Ética é uma palavra que perdeu-se nesta faze da vida em que estamos. O governo, o sistema, os cidadãos, o mundo todos só se preocupam com seu umbigo cada um por si e o resto que se vire. O mundo tem que acordar não é só o nosso povo que desconhece o real valor desta palavra ÉTICA

victor antonio de lima - Postado em 17/12/2009 12:37:56

Mais importante que a identidade da instituição revela-se a identidade daqueles cidadãos que a compõe. As constantes migrações e a falta de abordagens históricas fizeram desaparecer a identidade paulista, por exemplo. Moro em Cruzeiro, quartel general da Revolução Paulista e desde 40 anos passados não presenciava a comemoração deste importante fato histórico do nosso país.

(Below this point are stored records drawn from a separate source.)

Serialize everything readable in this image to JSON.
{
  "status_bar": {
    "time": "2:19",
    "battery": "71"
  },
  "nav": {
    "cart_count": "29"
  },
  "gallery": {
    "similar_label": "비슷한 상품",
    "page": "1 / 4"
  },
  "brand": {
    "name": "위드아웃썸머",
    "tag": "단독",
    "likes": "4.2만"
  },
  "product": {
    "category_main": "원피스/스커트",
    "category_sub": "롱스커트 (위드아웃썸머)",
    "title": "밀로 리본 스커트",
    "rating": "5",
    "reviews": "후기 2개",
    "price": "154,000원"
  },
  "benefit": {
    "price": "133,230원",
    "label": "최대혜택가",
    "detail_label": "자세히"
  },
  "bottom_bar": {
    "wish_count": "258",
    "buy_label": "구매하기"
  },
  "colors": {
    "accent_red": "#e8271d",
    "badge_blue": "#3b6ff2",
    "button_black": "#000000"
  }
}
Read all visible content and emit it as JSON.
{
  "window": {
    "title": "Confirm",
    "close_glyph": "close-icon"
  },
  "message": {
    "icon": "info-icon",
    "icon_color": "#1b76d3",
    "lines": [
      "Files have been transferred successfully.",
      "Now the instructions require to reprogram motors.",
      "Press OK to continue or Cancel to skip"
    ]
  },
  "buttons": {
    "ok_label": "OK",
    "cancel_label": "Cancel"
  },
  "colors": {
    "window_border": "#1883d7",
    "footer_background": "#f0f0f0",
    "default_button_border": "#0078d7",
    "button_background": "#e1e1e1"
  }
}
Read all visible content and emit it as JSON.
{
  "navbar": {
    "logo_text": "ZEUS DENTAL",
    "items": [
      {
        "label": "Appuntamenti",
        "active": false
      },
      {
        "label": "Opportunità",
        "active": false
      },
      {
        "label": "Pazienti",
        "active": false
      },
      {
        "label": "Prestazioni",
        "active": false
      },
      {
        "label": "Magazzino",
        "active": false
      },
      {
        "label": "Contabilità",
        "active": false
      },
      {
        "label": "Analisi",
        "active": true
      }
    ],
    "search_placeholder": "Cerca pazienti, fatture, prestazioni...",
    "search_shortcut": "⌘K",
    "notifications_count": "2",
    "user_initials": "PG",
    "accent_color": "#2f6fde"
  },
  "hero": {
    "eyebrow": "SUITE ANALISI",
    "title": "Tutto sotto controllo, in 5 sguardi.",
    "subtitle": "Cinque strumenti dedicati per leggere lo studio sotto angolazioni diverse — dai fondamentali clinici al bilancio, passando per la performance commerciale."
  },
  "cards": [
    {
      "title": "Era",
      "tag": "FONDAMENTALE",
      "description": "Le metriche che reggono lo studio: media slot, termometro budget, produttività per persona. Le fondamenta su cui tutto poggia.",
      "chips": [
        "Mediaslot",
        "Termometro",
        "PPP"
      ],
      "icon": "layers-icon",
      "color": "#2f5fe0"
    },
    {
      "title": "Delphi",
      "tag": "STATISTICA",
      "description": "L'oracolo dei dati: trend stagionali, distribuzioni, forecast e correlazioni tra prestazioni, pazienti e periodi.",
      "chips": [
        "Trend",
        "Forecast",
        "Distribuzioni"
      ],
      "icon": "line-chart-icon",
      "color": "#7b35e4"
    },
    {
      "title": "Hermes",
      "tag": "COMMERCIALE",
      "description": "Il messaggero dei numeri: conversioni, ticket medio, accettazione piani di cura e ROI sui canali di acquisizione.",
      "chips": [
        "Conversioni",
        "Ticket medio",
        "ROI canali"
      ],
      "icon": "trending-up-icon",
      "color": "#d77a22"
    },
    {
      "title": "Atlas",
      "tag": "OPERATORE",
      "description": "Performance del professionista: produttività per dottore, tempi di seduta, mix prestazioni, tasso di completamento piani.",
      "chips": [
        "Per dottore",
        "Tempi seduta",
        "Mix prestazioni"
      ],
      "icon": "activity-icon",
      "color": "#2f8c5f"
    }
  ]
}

Mais que fortalecer uma instituição necessário faz-se fortalecer cidadãos.

Solange Gomes da Fonseca - Postado em 07/12/2009 12:35:58

Solange Gomes da Fonseca. Concluindo o meu raciocínio: A construção da identidade coletiva dos professores se faz presente na problematização assumida por seus autores e reconhecida publicamente. Partindo do modo com que os professores apresentam-se como ator coletivo e da auto-imagem que revelam, o assunto procura abordar as razões e os modos de viver em conjunto, bem como a dinâmica das interações que realizam, envolvendo conflitos, negociações, intercâmbios e decisões. É assim que se ouve falar em 'crise de identidade da escola'; 'crise de identidade do professor', assim como há quem diga estar "em busca" de sua identidade. Todavia, estudar as relações de "identidade da escola" é tarefa que se torna possível pelas muitas conbtribuições teóricas já existentes, tanto no que se refere à abordagem individual quanbto a coletiva.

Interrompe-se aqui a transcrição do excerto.